The drive of curiosity becomes wonder, the urge to know why, what, how and when, but particularly why. People of this type are especially interested in the meaning of what happens, rather than the simple fact.
The pugnacity instinct becomes rage, the constructive urge, the drive to change things. It finds its outlet in building, in various branches of engineering, and so forth.
The instinct of flight takes the form of caution, foresight. It looks ahead, it conserves, it senses values. It takes care of things and people.
So Seabury calls the four basic emotional drives Sex, Wonder, Rage and Fear. Everyone has all four of them, but one is accented in each individual.
Seabury also found that everyone has a secondary drive which modifies the first. For example, in every Sex type person, the creative drive is modified by wonder, rage or fear. Therefore he calls them respectively Sex-wonder, Sex-rage and Sex-fear.
In the Sex-wonder type, the wonder deepens the creativity, tending to send it into more philosophic areas.
In Sex-rage, the rage, the urge to do, drives the creativity on to fulfillment.
In Sex-fear, the caution tends to retard the creativity, to keep it from believing that it is creative.
Thus each primary drive is modified by one of the other three, giving us Wonder-sex, Wonder-rage, Wonder-fear;
Rage-sex, Rage-wonder, Rage-fear;
Fear-sex, Fear-wonder, Fear-rage.
These are all described at length in succeeding chapters.
No one drive is more important than any other. Each has its particular work to do in the world, work for which it is especially designed. When functioning properly, each one cooperates with the others. The creative, sex drive gets the idea out of the blue; the wonder drive interprets it, forms the blueprint; the rage drive builds according to the blueprint, the fear drive raises the necessary cash, insures the creation, and in general takes over and sells the finished product.
You have one of these drives accented, and you will recognize your basic type in the description of it. There are tests, too, which will help you to pinpoint your type. When you know it, you will know where to put your efforts. You will know, too, why you have not been satisfied with your life up to now. You will know why you have felt instant rapport with some people and not with others.
In Dr. Seabury’s work and in my own, I have seen over and over again the exhilarating effect of applying this knowledge of the types to individual cases.

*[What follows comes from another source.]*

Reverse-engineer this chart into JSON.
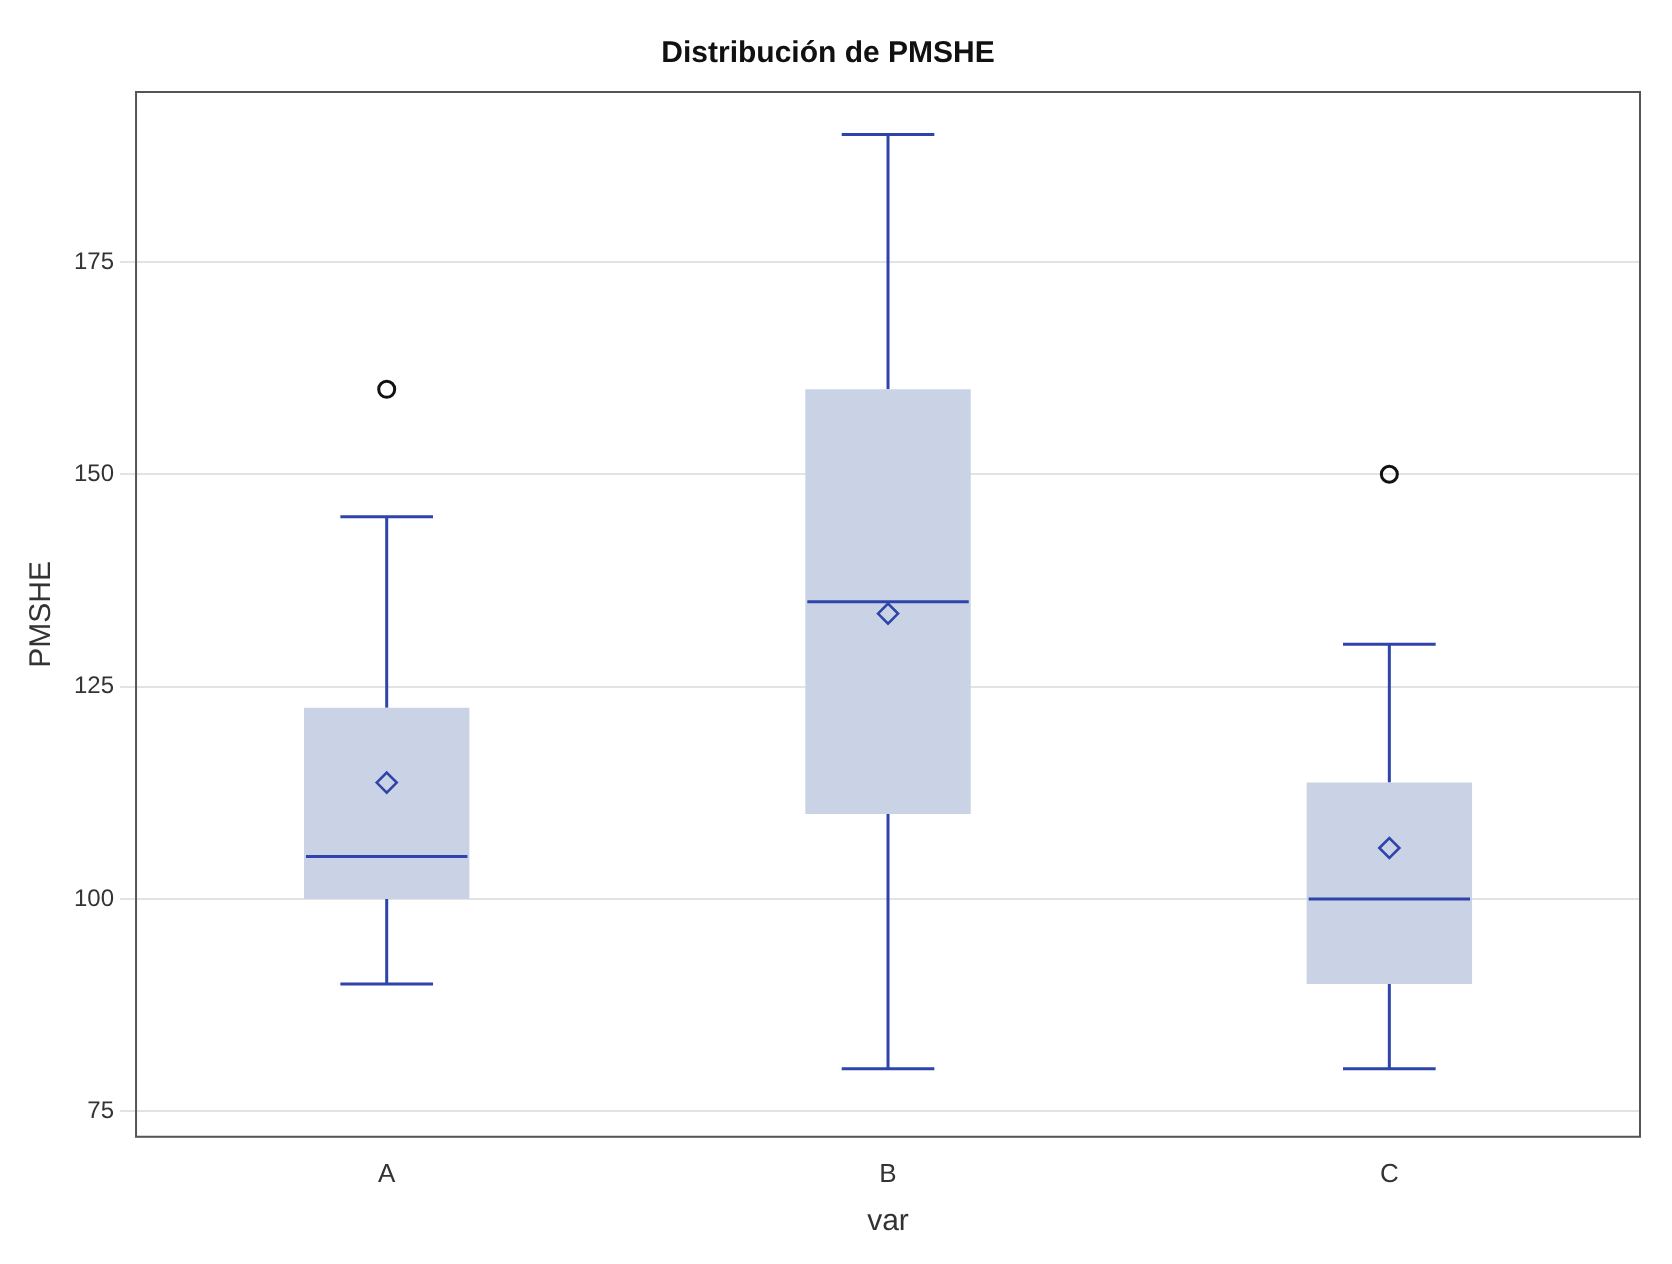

A man will enter the consulting room looking despondent and un-happy, his face a mask of gloom. He isn’t satisfied with his work or with his life. Nothing gives him happiness.
First I find out what his type is. When I know that, I can give him a picture of what his native capacities are, the kind of life to which he is best suited.
He has undoubtedly thought himself a failure. And he has been, because he’s been trying to do something for which he wasn’t fitted. He didn’t know himself.
As I describe the man he really is, his face lights up. He grows excited about the possibilities opening up before him. Hope springs within him, and he leaves the office with head up, firm step, and a smile. The new picture he has of himself is stimulating and inspiring.
You, too, can have this experience. The reward which the knowledge of the types offers is a new view of yourself, and I can promise you that you will like what you see.